You’re so experienced and wise that you’re humble and you know what the success is based on, but on the other hand, you’re intelligent enough that the next time you write a book you’ll do it in a different way.
Of course, I even know how.
Will there be a sequel?
No, there won’t be a sequel; the story is finished in terms of the plot and in terms of what I had to say, I don’t want to repeat myself. There will be some common aspects, but I have an idea for a new book, and it will be even more stripped of its plot. The writers who impress me the most are those who convey some synthesis of their perspective, all their sensitivity, in one fragile event that hardly ever happens because it happens in their head.
They don’t need fireworks.
Exactly. I often cite the same example, but I haven’t been able to shake it off for a very long time. It’s Andrei Platonov and his book, The Foundation Pit.The plot revolves around a few workers trying to dig a pit, which they don’t in the end, but there is a closed socialist world there, so literally conveyed in the language itself.
I love you. Platonov, The Foundation Pit! I’d love it if young people listening to our interview had a notebook with them to write down all these titles and then went to the library or a bookshop to get them, because this would give them a really big intellectual kick.
I encourage everyone to read, although the statistics are, unfortunately, alarming.
People like you can make others read more.
I try to talk to people, but not to speak ex cathedra that they should read books just because. After such conversations or meetings, people are often a bit shocked that this guy with a guitar has something to say, how is that?! There is this stereotype of a stupid guy with a guitar.

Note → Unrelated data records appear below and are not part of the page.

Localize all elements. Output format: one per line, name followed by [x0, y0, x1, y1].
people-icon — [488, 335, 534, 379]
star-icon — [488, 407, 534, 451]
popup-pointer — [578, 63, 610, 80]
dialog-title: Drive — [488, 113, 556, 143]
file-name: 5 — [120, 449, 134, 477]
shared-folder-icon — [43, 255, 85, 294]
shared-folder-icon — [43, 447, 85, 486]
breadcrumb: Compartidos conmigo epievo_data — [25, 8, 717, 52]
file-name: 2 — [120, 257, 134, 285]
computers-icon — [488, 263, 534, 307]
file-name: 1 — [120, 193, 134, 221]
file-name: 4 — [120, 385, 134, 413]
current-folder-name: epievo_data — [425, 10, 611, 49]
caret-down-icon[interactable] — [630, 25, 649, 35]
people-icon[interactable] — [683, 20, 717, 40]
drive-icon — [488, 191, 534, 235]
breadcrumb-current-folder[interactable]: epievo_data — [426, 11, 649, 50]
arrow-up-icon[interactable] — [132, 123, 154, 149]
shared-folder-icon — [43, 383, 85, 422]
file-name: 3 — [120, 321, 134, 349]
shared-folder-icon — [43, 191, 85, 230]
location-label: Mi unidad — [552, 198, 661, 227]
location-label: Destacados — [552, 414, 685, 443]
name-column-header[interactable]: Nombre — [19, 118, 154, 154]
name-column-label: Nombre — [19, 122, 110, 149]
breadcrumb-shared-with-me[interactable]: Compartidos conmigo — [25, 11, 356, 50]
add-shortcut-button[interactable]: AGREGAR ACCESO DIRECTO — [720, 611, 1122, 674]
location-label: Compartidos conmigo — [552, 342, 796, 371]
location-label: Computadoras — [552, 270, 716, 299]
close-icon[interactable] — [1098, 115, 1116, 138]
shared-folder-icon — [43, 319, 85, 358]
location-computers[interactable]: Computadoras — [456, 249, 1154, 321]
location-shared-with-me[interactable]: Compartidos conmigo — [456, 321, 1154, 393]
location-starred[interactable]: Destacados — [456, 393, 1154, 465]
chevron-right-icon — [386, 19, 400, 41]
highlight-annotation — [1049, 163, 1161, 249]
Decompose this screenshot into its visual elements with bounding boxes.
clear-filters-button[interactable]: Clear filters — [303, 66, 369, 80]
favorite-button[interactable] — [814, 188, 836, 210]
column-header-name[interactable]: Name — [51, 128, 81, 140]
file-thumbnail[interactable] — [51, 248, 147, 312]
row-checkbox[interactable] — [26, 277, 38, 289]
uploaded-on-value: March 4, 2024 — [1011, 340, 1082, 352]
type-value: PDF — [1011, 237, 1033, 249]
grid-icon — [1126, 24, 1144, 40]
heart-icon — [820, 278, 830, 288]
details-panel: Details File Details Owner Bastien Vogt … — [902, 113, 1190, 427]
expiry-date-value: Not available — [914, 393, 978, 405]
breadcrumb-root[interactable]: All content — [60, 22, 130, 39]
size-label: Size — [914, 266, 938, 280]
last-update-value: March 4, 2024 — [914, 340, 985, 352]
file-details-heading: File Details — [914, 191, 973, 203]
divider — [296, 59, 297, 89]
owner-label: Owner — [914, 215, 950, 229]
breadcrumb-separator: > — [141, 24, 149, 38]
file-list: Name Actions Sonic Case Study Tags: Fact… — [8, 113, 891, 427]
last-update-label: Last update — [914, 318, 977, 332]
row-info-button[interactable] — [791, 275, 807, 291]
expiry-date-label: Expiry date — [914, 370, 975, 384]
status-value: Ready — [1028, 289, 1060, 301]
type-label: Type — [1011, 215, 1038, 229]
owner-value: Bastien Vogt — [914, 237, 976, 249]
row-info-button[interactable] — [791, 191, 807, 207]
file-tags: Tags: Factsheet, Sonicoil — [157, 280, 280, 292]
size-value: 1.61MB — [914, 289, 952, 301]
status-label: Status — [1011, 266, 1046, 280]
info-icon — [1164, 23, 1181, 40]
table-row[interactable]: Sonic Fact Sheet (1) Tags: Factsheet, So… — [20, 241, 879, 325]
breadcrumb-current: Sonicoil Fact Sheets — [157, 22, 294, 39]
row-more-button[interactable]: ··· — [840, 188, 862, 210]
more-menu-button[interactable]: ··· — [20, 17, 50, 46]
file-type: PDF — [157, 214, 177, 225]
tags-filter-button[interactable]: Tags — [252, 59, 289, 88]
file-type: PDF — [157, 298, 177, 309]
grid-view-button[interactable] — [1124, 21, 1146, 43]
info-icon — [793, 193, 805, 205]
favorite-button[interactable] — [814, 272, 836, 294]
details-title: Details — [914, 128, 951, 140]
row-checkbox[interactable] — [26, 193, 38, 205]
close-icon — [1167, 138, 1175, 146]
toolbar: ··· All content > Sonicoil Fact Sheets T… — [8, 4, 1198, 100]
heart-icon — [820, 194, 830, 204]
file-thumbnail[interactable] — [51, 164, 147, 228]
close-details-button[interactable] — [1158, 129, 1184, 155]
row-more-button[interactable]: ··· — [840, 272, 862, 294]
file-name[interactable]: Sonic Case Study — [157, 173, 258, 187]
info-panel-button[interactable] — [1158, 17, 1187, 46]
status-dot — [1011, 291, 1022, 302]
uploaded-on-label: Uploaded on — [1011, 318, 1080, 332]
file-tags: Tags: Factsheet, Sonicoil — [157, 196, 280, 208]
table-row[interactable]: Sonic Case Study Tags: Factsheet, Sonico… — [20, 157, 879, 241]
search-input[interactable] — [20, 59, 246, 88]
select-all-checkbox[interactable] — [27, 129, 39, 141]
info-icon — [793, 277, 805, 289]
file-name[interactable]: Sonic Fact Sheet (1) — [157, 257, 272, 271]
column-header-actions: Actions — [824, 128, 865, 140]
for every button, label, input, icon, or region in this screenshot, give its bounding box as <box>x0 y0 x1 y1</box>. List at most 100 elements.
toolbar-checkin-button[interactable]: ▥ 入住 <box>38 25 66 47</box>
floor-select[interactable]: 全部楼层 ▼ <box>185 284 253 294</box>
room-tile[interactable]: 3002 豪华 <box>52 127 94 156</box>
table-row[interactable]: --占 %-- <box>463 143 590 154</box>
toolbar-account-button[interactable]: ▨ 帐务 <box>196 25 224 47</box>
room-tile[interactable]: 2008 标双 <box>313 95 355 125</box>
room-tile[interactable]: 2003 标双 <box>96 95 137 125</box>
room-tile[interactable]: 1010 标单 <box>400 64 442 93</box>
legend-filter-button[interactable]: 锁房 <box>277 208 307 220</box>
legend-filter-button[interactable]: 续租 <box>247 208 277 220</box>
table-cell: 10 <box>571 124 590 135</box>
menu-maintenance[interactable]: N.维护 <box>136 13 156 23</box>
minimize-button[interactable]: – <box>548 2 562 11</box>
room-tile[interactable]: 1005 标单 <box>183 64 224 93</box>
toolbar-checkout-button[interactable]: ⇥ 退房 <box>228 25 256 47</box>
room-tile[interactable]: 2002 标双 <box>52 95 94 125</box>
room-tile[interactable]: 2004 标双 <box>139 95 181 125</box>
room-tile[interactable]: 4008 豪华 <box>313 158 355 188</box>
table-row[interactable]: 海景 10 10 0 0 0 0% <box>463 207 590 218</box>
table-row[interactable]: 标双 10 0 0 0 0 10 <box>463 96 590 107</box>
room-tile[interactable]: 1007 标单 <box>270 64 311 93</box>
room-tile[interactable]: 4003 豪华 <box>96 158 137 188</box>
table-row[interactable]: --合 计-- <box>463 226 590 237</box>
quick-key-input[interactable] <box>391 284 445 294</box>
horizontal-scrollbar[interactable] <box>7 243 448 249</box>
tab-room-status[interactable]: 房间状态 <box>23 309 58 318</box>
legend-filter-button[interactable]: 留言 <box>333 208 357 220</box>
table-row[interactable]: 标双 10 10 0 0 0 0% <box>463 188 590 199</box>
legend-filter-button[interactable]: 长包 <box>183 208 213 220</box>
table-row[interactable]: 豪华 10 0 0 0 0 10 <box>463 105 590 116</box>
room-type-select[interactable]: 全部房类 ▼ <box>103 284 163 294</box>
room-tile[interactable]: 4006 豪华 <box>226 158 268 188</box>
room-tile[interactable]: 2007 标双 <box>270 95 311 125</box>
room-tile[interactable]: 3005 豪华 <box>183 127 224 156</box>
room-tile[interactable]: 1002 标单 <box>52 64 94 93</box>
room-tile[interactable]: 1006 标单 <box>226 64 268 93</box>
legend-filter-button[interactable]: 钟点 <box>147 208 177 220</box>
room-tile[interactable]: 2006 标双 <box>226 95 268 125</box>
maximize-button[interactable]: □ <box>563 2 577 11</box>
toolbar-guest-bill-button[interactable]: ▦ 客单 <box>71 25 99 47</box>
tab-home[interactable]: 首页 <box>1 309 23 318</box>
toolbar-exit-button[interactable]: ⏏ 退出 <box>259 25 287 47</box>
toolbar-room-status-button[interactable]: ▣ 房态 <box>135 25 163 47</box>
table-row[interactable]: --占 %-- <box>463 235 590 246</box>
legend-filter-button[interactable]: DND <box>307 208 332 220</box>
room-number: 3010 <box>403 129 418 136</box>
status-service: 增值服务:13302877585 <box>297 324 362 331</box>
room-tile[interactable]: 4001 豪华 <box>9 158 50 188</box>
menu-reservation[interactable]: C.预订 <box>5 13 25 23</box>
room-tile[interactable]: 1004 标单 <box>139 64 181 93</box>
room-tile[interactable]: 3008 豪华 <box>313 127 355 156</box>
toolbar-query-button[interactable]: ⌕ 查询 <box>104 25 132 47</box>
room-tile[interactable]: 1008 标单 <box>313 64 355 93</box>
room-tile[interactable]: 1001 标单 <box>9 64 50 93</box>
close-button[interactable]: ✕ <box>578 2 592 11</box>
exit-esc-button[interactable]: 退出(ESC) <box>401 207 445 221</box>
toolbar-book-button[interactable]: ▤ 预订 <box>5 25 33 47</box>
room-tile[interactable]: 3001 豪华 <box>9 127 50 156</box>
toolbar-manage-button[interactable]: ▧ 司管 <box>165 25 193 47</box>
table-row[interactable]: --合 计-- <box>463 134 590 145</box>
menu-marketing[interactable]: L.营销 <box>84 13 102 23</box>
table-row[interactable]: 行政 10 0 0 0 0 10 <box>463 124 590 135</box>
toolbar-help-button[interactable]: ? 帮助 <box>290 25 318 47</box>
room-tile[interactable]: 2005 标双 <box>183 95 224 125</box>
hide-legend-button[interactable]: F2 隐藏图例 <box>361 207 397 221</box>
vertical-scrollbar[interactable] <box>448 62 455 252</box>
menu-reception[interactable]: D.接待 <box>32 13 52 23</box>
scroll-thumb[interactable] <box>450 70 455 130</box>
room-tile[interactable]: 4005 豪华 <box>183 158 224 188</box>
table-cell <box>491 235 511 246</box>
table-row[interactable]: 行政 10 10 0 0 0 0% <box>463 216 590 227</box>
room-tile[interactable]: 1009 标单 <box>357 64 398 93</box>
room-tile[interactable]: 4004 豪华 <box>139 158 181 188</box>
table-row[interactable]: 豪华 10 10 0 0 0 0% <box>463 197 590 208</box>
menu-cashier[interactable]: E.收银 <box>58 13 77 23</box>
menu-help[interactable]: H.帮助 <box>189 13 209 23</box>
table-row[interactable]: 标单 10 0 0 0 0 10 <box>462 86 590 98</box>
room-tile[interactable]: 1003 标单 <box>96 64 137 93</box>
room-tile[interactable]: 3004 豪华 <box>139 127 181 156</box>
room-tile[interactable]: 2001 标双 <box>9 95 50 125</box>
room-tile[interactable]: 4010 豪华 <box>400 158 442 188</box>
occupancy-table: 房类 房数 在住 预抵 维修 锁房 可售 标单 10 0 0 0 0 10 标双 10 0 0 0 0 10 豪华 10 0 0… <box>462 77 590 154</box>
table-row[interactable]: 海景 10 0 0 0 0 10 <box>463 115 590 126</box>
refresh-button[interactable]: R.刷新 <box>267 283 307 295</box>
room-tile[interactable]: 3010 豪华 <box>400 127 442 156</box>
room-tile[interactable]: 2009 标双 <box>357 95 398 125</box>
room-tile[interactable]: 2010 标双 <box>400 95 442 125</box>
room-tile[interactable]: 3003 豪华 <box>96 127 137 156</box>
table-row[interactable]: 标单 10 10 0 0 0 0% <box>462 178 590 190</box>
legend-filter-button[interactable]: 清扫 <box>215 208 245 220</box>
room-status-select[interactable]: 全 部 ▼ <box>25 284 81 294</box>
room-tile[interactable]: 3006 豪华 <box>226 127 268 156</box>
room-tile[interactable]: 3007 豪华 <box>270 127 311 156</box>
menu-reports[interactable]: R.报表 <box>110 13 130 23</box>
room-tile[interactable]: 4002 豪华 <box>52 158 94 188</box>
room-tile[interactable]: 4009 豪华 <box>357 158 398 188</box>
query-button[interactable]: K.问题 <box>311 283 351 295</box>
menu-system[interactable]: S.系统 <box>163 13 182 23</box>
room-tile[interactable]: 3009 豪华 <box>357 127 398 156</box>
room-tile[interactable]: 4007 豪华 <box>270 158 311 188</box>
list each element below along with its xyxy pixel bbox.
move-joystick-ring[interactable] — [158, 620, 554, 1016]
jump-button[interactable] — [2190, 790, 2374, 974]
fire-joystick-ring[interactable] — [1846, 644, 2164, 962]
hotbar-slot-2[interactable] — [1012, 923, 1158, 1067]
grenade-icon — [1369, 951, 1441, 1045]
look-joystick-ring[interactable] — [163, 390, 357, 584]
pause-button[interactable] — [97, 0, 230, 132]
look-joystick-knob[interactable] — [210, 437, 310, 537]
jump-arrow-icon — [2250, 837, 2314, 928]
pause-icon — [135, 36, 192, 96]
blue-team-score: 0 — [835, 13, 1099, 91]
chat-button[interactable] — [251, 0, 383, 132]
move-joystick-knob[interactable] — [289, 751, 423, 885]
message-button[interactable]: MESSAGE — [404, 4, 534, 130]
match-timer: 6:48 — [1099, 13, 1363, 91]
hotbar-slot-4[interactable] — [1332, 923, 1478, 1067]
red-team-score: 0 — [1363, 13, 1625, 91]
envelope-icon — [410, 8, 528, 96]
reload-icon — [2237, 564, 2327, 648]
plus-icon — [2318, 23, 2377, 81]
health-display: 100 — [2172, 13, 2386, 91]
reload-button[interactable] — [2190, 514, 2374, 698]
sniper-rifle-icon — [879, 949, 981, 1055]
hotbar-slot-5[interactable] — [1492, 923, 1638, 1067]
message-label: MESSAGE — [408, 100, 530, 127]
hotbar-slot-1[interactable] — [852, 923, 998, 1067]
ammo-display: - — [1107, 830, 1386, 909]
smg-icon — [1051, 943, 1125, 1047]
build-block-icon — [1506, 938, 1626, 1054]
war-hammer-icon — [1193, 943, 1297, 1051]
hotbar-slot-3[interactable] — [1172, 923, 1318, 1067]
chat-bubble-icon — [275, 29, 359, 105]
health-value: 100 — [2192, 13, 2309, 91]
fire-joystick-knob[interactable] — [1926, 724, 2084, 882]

This may be also because they have such an image of guitar players. People sing songs about nothing, especially the young generation.
And that also worries me a lot, because contemporary music is thoughtless. I’m worried about this trend in hip-hop which comes down to: we have money, we’re bored, drugs are great and so on. It’s a bit pretentious, it doesn’t bring anything new, but perhaps it’s the right voice of the generation, and maybe that’s the mood out there. Which actually makes me feel even more worried.
But maybe something new will come out of it.
I hope there will be some kind of breakthrough. There are a few artists I follow, who have something to say, a kind of sensitivity that allows them to write and sing these things. I support all of them because I would like the entertainment music that is on the radio today to be at a good level, as it used to be.
Yes, rock music was, above all, more ideological, there was a message, people were quoting songs.
Yes, generational bands, and even the generations themselves, would fight for something. They had some purpose. Today, bands like KULT, Strachy na Lachy, Fahrben Lehren, are unfortunately in their fifties. I’m a youngster there.
But you’re also a youngster as a writer. We will follow your literary career. Tomasz Organek ‘Teoria opanowywania trwogi’ [The Theory of Controlling Fear]. Available in the best bookshops.
Read it, and believe us that reading helps you survive.
It helps you survive because even when everything else fails you, literature will never let you down. You can jump into a world that nobody has ever dreamt of, where you will be alone and safe.
I’ll embroider this somewhere. Thank you.